Strangely enough, despite the Eritrean Football Federation confirming to CECAFA head Nicholas Musonye that the players had either gained the ability to turn invisible or were in fact obviously not there, the official government stance? Nobody’s missing! The really crazy part? They might be right.
Here’s the thing – apparently, this is the THIRD TIME the Eritrean national team has pulled this trick. It’s even gotten to the point that traveling athletes have to deposit 100,000 nakfa (approx. $6,700) before leaving the country AND have to stick with their official “entourage” while on foreign soil.
If any Eritreans happen to read this, you know what I’m talking about when I say this is essentially highlighting a crisis that’s been percolating for over a decade now: namely, the growing friction growing along a number of fault lines throughout the country, from generational-gap type conflicts to inter-class issues. A couple of years ago, I spent a summer writing for the national paper, the Eritrean Profile, and the level of disconnect between the official government stance and the reality of the situation is grave. The country is hemorrhaging citizens at a ridiculous clip, but the government not only denies that Eritreans are abandoning the country but accuses the United Nations of fabricating their figures. Seriously!
You know, when I was a kid and I accused my mom of lying about whatever to me, she always said the same thing to me – “What do I get out of lying to you? What do I benefit?” What does the UN get out of making up figures exaggerating the amount of Eritreans leaving the country?
Older Eritreans (like my parents) cite the same conspiratorial claims as the Eritrean government: since Eritrea is a country doing its level best to pull itself up by its own bootstraps, without Western aid, its enemies use both armed tactics and propaganda to try and destroy the country – the West over the insult of having its aid rebuffed, and neighboring countries such as Ethiopia and Somalia so that they can help themselves to Eritrea’s national resources, not least of which is one of the most important points in the region, the Port at Massawa, which is the largest natural deep water port in the Red Sea. Other arguments are that rival governments and factions may have paid off the athletes in an effort to discredit the government, or that the whole thing is a distraction meant to draw attention away from Eritrea’s border disputes with Ethiopia and Djibouti.
The truth is, they could very well be…well, if not absolutely correct, at least partially true.
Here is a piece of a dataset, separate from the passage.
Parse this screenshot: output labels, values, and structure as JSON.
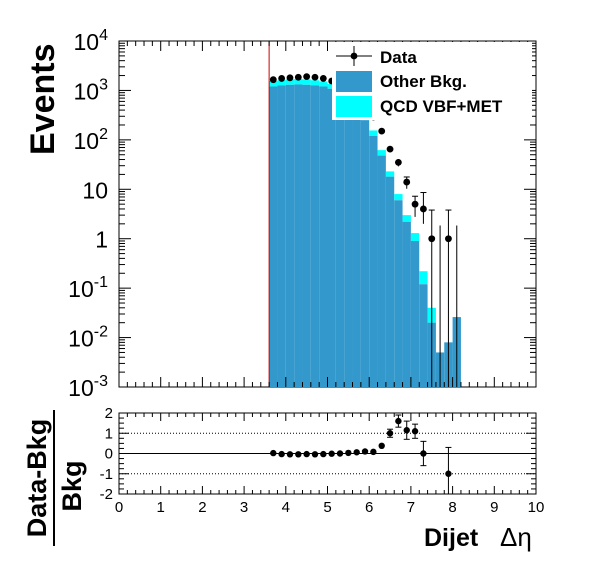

International politics, for all the parliamentary polish and luxurious veneer, is a world of dirty tricks, deceit and lies. It’s a world where people put on their fanciest clothes, sit down amongst luxurious surroundings and opulence, and essentially decide whether or not thousands, if not millions, are going to die over things such as oil rights and border demarcations, and the idea that people who live in that world would be willing to use something as seemingly prosaic as a football team in order to try and attack a perceived chink in an opposing country’s political armor is miles from far-fetched.
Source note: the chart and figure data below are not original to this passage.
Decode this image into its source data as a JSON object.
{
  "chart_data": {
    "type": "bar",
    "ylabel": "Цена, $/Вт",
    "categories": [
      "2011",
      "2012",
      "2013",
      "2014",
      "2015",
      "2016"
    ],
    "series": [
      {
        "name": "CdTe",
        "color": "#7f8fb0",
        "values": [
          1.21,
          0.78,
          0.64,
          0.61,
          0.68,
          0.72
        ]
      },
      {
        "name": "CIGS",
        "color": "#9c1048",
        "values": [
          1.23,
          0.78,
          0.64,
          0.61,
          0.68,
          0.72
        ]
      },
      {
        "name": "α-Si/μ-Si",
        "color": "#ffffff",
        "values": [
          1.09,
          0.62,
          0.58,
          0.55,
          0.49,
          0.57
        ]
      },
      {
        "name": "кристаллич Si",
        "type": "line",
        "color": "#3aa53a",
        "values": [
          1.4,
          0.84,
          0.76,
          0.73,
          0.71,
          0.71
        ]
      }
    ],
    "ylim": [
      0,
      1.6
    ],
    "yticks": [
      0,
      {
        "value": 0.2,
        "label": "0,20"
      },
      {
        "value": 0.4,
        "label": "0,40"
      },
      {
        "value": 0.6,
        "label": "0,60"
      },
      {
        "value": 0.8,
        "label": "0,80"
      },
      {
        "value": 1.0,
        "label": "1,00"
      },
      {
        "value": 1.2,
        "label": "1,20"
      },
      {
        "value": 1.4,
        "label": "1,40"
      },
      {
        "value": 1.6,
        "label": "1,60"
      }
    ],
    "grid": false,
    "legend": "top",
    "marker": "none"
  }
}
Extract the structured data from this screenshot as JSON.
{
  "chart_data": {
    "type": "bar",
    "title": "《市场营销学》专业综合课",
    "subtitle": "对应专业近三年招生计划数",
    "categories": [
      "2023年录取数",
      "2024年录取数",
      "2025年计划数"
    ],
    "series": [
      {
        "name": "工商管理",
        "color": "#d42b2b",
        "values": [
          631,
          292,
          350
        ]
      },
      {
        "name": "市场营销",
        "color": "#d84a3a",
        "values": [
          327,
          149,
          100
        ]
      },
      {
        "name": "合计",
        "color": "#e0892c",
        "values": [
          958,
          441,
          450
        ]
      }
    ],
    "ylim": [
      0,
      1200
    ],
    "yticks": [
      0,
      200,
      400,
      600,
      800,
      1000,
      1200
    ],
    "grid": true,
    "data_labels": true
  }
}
But at some point, we have to assume that Occam’s Razor will take effect; that the simplest explanation tends to be the likeliest one. Isn’t it possible that these men were simply taking a chance on finding a better life in a country that hasn’t been wracked by poverty since it gained independence in 1993? Isn’t it possible that the reason there’s less people in the entire country than there are in New York City is because young people are leaving the country in droves, mainly because many of them don’t want to be forcibly conscripted into the national military? Isn’t there at least a grain of truth in the idea that a government that has been in uninterrupted power for over 15 years, not even holding an election, after declaring themselves to be a force for democracy in Africa, can be called repressive? Aren’t all these things at least feasible, if not completely likely?
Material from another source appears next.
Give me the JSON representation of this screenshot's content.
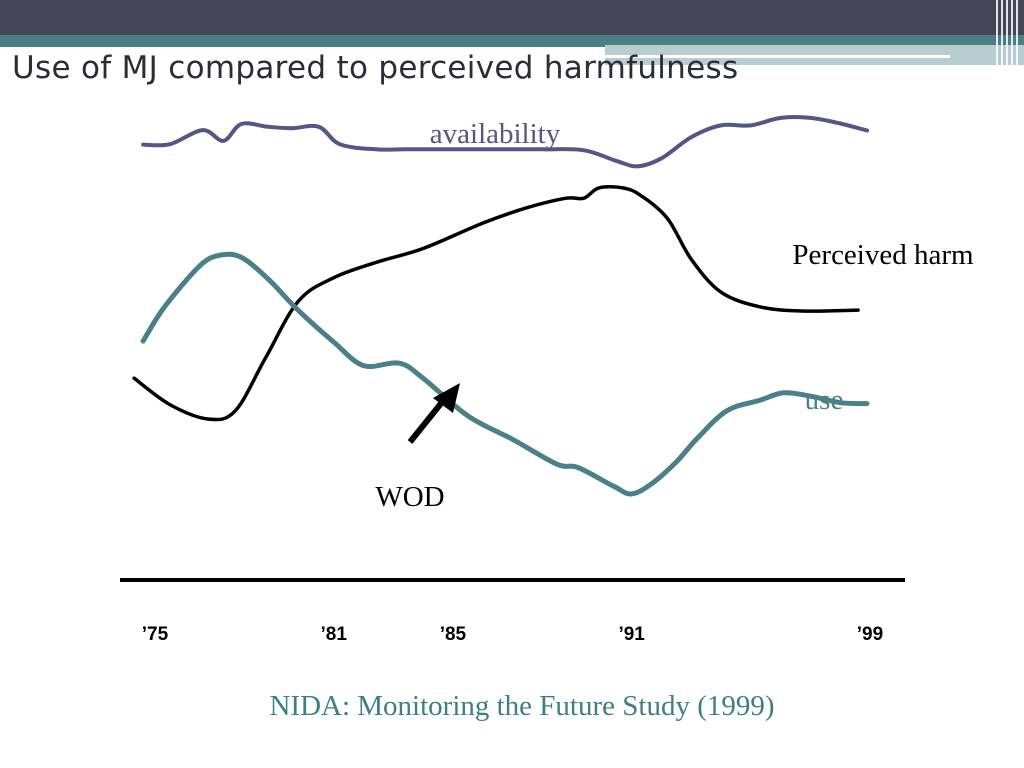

The truth of the matter is that the Eritrean government has been fighting the same battles for the last 30-plus years, and without new blood, new energy, new ideas, it’s going to stay locked in the same spiral of violence that keeps the majority of African nations from forging a new future for themselves.
P.S. – Oh, and check out this quote from Musonye:
“I am saddened by the whole scenario. It is not good for the players to disappear because it gives a bad impression for the region,”
Really? “It’s not good” for an entire team to just up and ghost? I’m shocked. Hey, Musonye, a tip: maybe you should switch from decaf.